The data itself is initially stored in Azure Cosmos Database. In Azure Cosmos DB it would like this:
- Id 1
- field 1: a
- field 2: b
- field 5: c
- field 6: d
- field 8: e
- Id 2
- field 3: a
- field 2: b
- field 5: c
- field 9: d
- field 10: e
However in Azure Search Index, it looks like this:
- Id 1
- field 1:a
- field 2:b
- field 3:NULL
- field 4:NULL
- field 5:c
- field 6:d
- field 7:NULL
- field 8:e
- field 9:NULL
- field 10:NULL
- Id 2
- field 1:NULL
- field 2:b
- field 3:a
- field 4:NULL
- field 5:c
- field 6:NULL
- field 7:NULL
- field 8:NULL
- field 9:d
- field 10:e
回答1:
The shortest answer to your question is "no", but it's a little deeper than that.
When you add documents to an Azure Cognitive Search index, the values of each field are stored in a data structure called an inverted index. This stores a dictionary of terms found in the field, and each entry contains a list of document IDs containing that term. It is somewhat similar to a column-oriented database in that regard. The null
value that you see in document JSON is never actually stored in the inverted index. This can make it expensive to test whether a field is null, since the query needs to look for all document IDs not contained in the inverted index, but it is perfectly efficient in terms of storage (because it doesn't consume any).
This article has a few simplified examples of how inverted indexes work, although it's about a different topic than your question.
Your broader concern about having many fields defined in your index is a valid one. There is a tradeoff between schema flexibility and resource utilization as you increase the number of fields in your index. However, this is due to the bookkeeping overhead required for each field, not the "number of nulls in the field" (which doesn't really mean anything since nulls aren't stored).
From your question, it sounds like you're trying to model different "entity types" in the same index, resulting in a sparse index where some subset of the documents have one subset of fields defined, while another subset of documents have different fields defined. This is a scenario that we want to better support in the service. One promising future direction could be supporting multi-index query, so each subset of your schema could have its own index with its own distinct (but perhaps overlapping) set of fields.
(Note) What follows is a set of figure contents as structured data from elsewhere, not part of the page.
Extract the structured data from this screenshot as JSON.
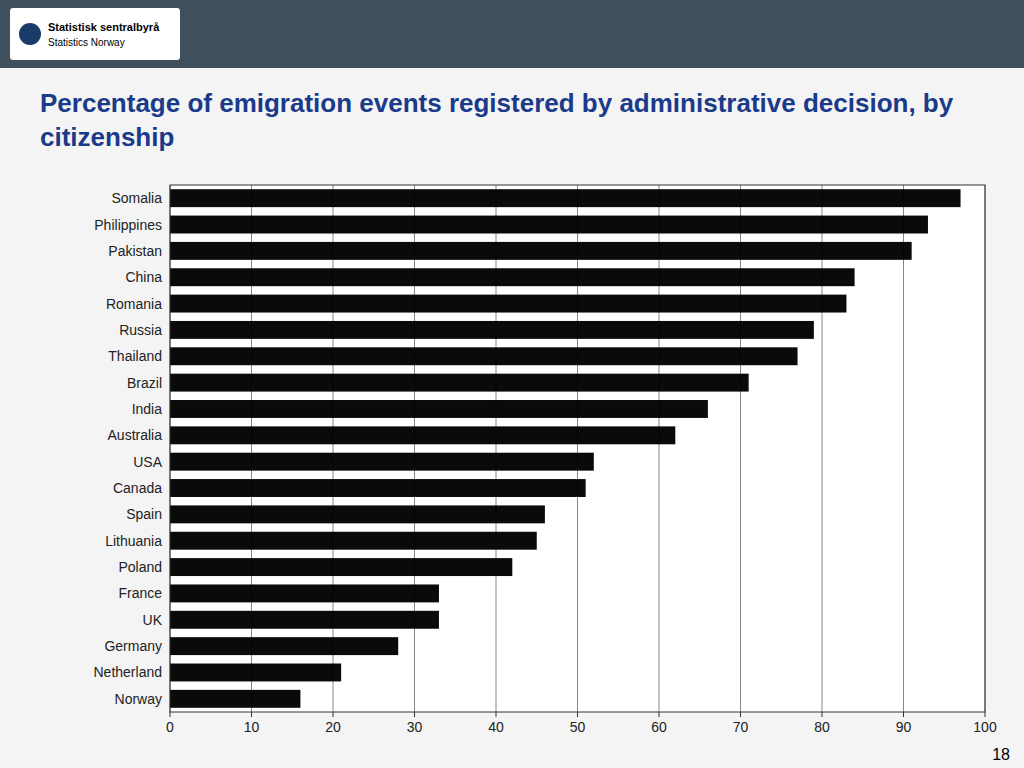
{
  "chart_data": {
    "type": "bar",
    "orientation": "horizontal",
    "title": "Percentage of emigration events registered by administrative decision, by citizenship",
    "annotations": [
      "Statistisk sentralbyrå",
      "Statistics Norway",
      "18"
    ],
    "categories": [
      "Somalia",
      "Philippines",
      "Pakistan",
      "China",
      "Romania",
      "Russia",
      "Thailand",
      "Brazil",
      "India",
      "Australia",
      "USA",
      "Canada",
      "Spain",
      "Lithuania",
      "Poland",
      "France",
      "UK",
      "Germany",
      "Netherland",
      "Norway"
    ],
    "values": [
      97,
      93,
      91,
      84,
      83,
      79,
      77,
      71,
      66,
      62,
      52,
      51,
      46,
      45,
      42,
      33,
      33,
      28,
      21,
      16
    ],
    "color": "#0a0a0a",
    "xlim": [
      0,
      100
    ],
    "xticks": [
      0,
      10,
      20,
      30,
      40,
      50,
      60,
      70,
      80,
      90,
      100
    ],
    "grid": true
  }
}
This is not on our immediate roadmap, but it's something we want to investigate further. Please vote on this User Voice item to help us prioritize.
回答2:
As far as not saving the null values, AFAIK it is not possible. An index in Cognitive Search has a pre-defined schema (much like a relational database table) and based on an attribute's data type an attribute's value will be initialized with a default value (null
for most of the data types).
回答3:
If your concern is storage, it's not a problem since it's an inverted index.
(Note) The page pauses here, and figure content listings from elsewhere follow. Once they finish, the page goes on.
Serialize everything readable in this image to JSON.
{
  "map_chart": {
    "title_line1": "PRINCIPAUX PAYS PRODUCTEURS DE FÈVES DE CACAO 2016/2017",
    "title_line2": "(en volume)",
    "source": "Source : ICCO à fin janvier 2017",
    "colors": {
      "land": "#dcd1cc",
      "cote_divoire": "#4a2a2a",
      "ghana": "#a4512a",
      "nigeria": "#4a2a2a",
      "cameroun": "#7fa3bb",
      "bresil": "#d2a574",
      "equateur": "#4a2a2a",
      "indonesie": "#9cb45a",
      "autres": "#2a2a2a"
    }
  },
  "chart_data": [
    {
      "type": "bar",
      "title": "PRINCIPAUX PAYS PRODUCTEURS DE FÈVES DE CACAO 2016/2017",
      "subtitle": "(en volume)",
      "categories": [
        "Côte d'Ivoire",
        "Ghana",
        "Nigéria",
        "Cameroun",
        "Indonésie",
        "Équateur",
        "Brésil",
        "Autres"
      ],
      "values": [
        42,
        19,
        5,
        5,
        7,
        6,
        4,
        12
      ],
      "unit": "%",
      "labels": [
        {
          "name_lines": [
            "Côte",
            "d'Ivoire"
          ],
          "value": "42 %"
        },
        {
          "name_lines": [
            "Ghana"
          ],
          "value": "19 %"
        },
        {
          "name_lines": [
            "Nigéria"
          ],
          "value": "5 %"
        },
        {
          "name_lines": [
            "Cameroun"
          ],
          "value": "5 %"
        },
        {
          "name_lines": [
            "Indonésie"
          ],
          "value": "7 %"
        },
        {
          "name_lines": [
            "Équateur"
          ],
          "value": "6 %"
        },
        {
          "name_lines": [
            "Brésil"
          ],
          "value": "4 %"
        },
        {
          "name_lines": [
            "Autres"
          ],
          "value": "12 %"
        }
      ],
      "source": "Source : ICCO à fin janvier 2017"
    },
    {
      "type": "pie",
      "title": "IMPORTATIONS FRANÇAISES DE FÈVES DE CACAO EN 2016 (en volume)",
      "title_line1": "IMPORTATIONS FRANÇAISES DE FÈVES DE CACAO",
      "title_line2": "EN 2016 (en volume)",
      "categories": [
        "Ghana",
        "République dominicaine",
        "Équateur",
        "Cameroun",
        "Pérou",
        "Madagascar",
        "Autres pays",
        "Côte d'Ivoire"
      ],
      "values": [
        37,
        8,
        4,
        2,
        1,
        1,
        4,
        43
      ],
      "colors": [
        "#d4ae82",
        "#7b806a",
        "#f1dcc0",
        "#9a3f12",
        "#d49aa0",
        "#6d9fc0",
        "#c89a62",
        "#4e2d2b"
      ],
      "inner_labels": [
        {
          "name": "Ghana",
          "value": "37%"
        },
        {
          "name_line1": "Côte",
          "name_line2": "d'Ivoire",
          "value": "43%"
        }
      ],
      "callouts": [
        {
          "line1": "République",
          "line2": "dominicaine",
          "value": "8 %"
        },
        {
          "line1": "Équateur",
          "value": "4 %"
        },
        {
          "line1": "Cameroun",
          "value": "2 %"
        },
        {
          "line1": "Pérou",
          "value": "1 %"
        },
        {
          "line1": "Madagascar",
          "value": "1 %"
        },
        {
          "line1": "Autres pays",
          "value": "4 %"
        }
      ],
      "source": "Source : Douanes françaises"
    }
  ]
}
If you have an issue with the complexity of the JSON data returned, you could implement your own intermediate service that just hides all NULL values from the JSON. So, your application queries your own query service which in turn queries the actual Azure service. Just passing along all parameters as-is. The only difference is that your service removes both the key/value from the JSON to make the responses easier to manage.
The response from search would then appear to be identical to your Cosmos record.